LANAI allows for outside imports in its iterator files for abstraction purposes. For example, say a file that contains various CUDA constants for different compute capabilities and a file with constants for a particular card. The top of the iterator file would then be

from lanai import *
from cuda_constants import *
from Telsa_K40c import *

Following that may come any other constants that we may wish to specify.

Iterators

LANAI supports 2 basic iterator types (expression and deferred) each corresponding to a specific scope (global and local).

Global/Expression Iterators

Global/expression iterators take the form of:

dim_x = range(1, max_dim_x+1)

using the standard Python range syntax. The 3 argument version of range is also supported. These are the most basic form of iterator expressions.

Local/Deferred Iterators

Local/deferred iterators are allowed to take other iterators and/or other constants as arguments. Local iterators must also be decorated with @iterator before the iterator definition. This takes the basic form of

@iterator
def blk_x(dim_x):
    return range(dim_x, max_dim_x+1, dim_x)

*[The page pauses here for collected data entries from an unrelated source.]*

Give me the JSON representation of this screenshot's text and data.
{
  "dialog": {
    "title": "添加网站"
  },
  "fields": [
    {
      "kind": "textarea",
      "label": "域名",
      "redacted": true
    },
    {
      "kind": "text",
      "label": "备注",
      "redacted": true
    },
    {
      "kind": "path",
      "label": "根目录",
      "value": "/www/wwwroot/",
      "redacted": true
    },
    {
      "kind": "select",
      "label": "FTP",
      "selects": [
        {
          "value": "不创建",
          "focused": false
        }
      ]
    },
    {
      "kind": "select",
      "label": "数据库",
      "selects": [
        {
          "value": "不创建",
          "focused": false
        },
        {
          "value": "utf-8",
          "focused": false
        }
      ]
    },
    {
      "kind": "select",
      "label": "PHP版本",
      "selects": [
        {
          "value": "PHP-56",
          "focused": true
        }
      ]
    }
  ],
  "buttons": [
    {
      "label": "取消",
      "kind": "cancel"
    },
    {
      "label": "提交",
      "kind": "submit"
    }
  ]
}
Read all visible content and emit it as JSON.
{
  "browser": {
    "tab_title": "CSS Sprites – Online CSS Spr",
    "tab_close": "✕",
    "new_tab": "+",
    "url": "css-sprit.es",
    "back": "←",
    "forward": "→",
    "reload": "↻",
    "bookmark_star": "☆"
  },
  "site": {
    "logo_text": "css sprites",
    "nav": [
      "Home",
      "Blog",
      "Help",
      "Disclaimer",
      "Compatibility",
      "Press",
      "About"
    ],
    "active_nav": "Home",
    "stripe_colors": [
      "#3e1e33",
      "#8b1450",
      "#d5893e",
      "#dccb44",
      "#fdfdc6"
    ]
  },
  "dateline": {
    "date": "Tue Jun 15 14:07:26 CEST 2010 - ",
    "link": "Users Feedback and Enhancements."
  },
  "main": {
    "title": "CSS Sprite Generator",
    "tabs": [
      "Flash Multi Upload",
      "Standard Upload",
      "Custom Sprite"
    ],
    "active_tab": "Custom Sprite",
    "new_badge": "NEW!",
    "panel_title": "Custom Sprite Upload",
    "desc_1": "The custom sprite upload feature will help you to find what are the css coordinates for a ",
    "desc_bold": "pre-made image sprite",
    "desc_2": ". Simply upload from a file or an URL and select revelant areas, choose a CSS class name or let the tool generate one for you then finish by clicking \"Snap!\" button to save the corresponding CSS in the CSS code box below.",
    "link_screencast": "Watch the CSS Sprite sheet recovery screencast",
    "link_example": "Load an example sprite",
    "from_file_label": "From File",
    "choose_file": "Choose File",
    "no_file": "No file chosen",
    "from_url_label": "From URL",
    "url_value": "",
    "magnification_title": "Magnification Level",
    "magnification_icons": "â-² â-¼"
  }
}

Deferred iterators are also allowed to contain more complex flow control statements as well. For example

@iterator
def vec_mul(dim_vec):
    if dim_vec == 1:
        return range(0, 1)
    else:
        return range(0, 2)

dim_vec is also an iterator, so vec_mul can take on different values depending on what value dim_vec is currently holding. It is probably worth mentioning that the iterator definition of dim_vec must come before any other definition where it is used as an argument.

Conditions

LANAI condition statements prune the search space generated by the iterators. Each condition statement must be decorated with a @condition before the definition as so:

@condition
def over_max_threads(threads_per_block):
    return threads_per_block > max_threads_per_block

Conditions are always written as a boolean statement that returns ‘true’ when the condition fails. Not following this can lead to unwanted behavior. As an example, look at the following two iterators and pruning condition, where we want both R1 and R2 to be greater than 0.

R1 = range(3)
R2 = range(3)

@condition
def greater_than_zero():
    return R1 > 0 and R2 > 0

Without the condition, we get the search space:

R1, R2
0 , 0
0 , 1
0 , 2
1 , 0
1 , 1
1 , 2
2 , 0
2 , 1
2 , 2

Adding the condition prunes the search space to:

R1, R2
0 , 0
0 , 1
0 , 2
1 , 0
2 , 0

This seems to be a bug. The problem lies with how the condition statement was defined. We specified the condition as a statement that we want to always hold, not the condition that we want to fail. To fix this, take the logical complement of the condition:

@condition
def greater_than_zero():
    return R1 <= 0 or R2 <= 0

This prunes the search to the space we expected:

R1, R2
1 , 1
1 , 2
2 , 1
2 , 2

Oddities

To declare a consant value, it still must be written as an iterator with size one, e.g.

tex_a = range(1,2) #

Release Notes

Release 17.10

This is a pre-alpha release. The features pertaining to the generation and pruning of the search space are useable. The parallel tuning runtime is still in early stages of development. A simple serial runtime has been included as a prototype, to demonstrate the method of integrating a kernel with the framework.